Currently, two kinds of computer models are used to forecast wind and pressure fields for simulating storm surges. Parametric models use statistical calculations determined from past observations. They are quick to perform but can be unreliable under certain conditions. In contrast, numerical weather prediction (NWP) models, which account for the physics involved, are more accurate but take much more time and computing power to perform.

“Parametric models are computationally more efficient but less accurate than NWP models,” says Mulia. “Our goal is to develop a model that is as efficient as parametric models but as accurate as NWP models.”

Now, Mulia and his co-workers have used deep learning to combine the advantages of both models. “Our deep learning model can produce comparable accuracy to NWP models with significantly less computational effort,” says Mulia.

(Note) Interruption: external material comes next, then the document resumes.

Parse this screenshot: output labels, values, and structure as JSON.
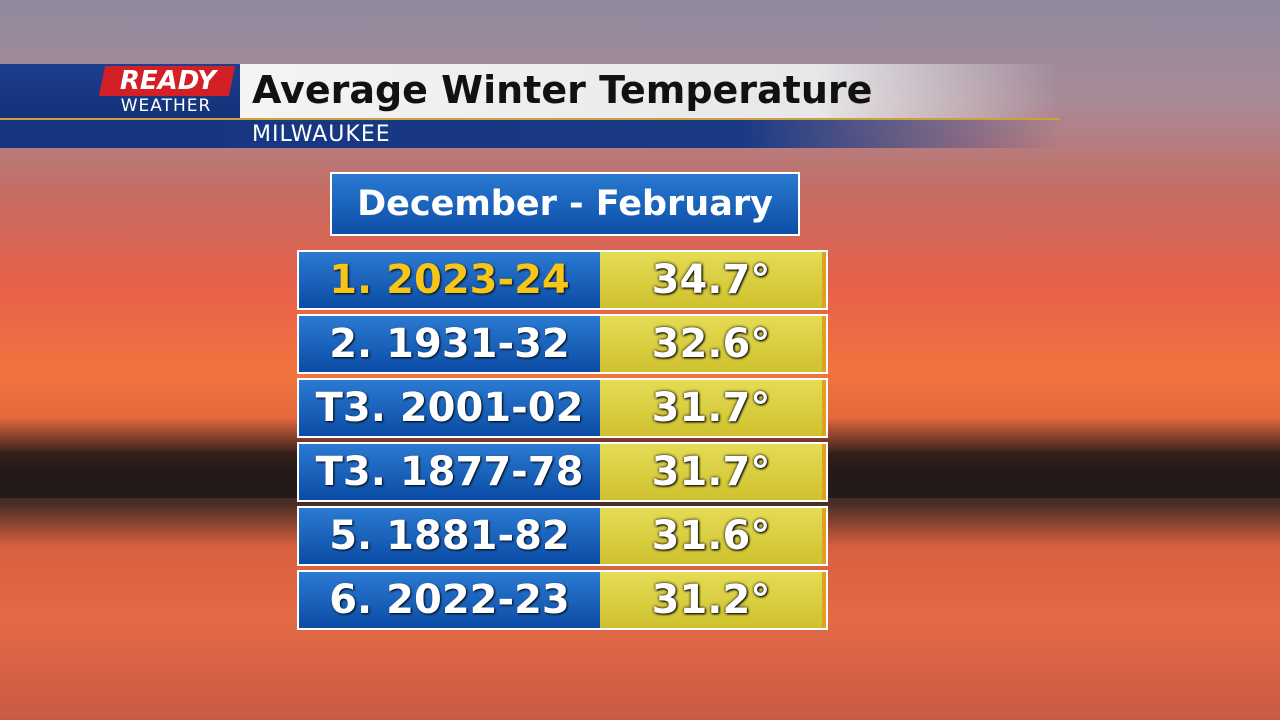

Their model uses deep learning to convert the results of a parametric model into realistic wind and pressure fields within a few seconds on a normal desktop computer. These are then used to calculate the effect on the sea. The team employed this approach because it is much more demanding to calculate atmospheric conditions than water ones.

Even Mulia was surprised at how well the deep learning model performed. “We didn’t expect that the deep learning model could achieve such high accuracy given how complex typhoon structures are,” he says. “For instance, it clearly captures the topographic effect on the wind, which is difficult to achieve using standard parametric models. We’re very happy with the result.”

More testing using larger data sets is needed before the method can be deployed in operational forecasting systems, Mulia notes.

The team is now applying the same approach to other fields such as environmental science and engineering.